In the present case, the journalists have most likely not even read the abstract of the article. Most of the mainstream articles were clearly reporting only what was written in the official press release from INSERM. The press release does not mention a single relevant limitation of the study. I think this is where a mistake was made. Journalists should never take a press release on recent scientific findings as the unique source for a piece. One can write anything in a press release. Even if INSERM is a respectable and reliable institution, its researchers are humans. They will naturally be tempted to inflate the impact of their results in a non peer reviewed release. Researchers need to secure funding, they want their students to be hired in the future, and they have an ego like everyone else.
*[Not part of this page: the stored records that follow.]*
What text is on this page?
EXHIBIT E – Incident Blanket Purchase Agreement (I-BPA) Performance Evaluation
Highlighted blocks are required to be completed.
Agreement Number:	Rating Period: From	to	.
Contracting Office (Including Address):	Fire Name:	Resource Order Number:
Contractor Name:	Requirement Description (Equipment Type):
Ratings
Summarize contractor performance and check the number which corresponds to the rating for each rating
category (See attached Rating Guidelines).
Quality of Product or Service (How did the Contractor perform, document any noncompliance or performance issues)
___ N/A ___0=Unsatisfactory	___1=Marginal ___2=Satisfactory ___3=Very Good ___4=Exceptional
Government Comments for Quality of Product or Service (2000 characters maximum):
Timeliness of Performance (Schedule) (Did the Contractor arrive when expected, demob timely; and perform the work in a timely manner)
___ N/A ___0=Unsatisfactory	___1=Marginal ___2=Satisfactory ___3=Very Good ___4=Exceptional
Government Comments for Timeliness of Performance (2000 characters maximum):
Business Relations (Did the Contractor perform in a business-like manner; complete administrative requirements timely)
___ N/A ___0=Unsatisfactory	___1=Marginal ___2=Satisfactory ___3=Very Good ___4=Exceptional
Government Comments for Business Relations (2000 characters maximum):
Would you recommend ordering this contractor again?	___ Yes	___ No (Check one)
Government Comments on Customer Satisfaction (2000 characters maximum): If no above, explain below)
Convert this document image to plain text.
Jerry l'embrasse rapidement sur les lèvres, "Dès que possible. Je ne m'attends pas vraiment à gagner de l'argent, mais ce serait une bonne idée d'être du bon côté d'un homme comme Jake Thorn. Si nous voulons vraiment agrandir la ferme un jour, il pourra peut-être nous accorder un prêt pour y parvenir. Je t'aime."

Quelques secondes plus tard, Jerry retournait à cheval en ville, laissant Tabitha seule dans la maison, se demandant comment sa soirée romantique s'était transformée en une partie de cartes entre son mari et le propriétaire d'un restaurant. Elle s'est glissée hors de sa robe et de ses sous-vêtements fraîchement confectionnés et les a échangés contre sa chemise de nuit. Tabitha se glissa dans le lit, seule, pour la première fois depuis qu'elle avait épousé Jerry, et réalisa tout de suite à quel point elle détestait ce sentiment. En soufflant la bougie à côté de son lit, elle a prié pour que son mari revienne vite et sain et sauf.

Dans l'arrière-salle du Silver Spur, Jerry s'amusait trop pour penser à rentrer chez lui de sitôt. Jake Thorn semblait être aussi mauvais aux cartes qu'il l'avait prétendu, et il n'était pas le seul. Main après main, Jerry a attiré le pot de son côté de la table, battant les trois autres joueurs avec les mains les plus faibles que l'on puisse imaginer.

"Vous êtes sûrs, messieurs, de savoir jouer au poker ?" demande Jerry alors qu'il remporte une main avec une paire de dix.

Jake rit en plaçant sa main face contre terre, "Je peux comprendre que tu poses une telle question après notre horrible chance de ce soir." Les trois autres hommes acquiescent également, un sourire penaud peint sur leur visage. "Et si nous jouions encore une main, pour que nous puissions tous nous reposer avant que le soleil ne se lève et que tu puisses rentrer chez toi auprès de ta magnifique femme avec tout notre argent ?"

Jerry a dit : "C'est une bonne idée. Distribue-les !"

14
It is natural for journalists to distrust press releases coming from companies like Monsanto and to cross-check everything that is written in them. It is natural and desirable: the company may present the findings in a biased way to push forward its agenda. But journalists should not entirely drop their skepticism when the research comes from public or independent research institutions. Again, researchers are almost always of good faith but they are humans.

## Conclusion

Do low doses of phenols and phtalates have adverse effects on the health of young boys? From the study I discussed, I think it is impossible to know. This does not mean it is not the case. The effect may be subtle enough that the study I mentioned only spotted it in a statistically insignificant way. Research on larger populations may find a robust association in the future. Should one modify the regulation on phenols and phtalates based only on the study I discussed? I think not. If one takes seriously all the locally statistically significant adverse effects found in exploratory studies, one can forbid carrots, potatoes, or even water. This does not mean that there are no other studies telling us to tightly regulate phenols of phtalates. Unfortunately I do not know the literature well, but this review for example seems to point to unquestionable adverse effects of BPA, especially on reproductive functions. So there are probably good reasons to tightly regulate BPA. That said, pushing forward studies that are not really conclusive and thus easy to rebute is probably not the best way to get such a regulation in place.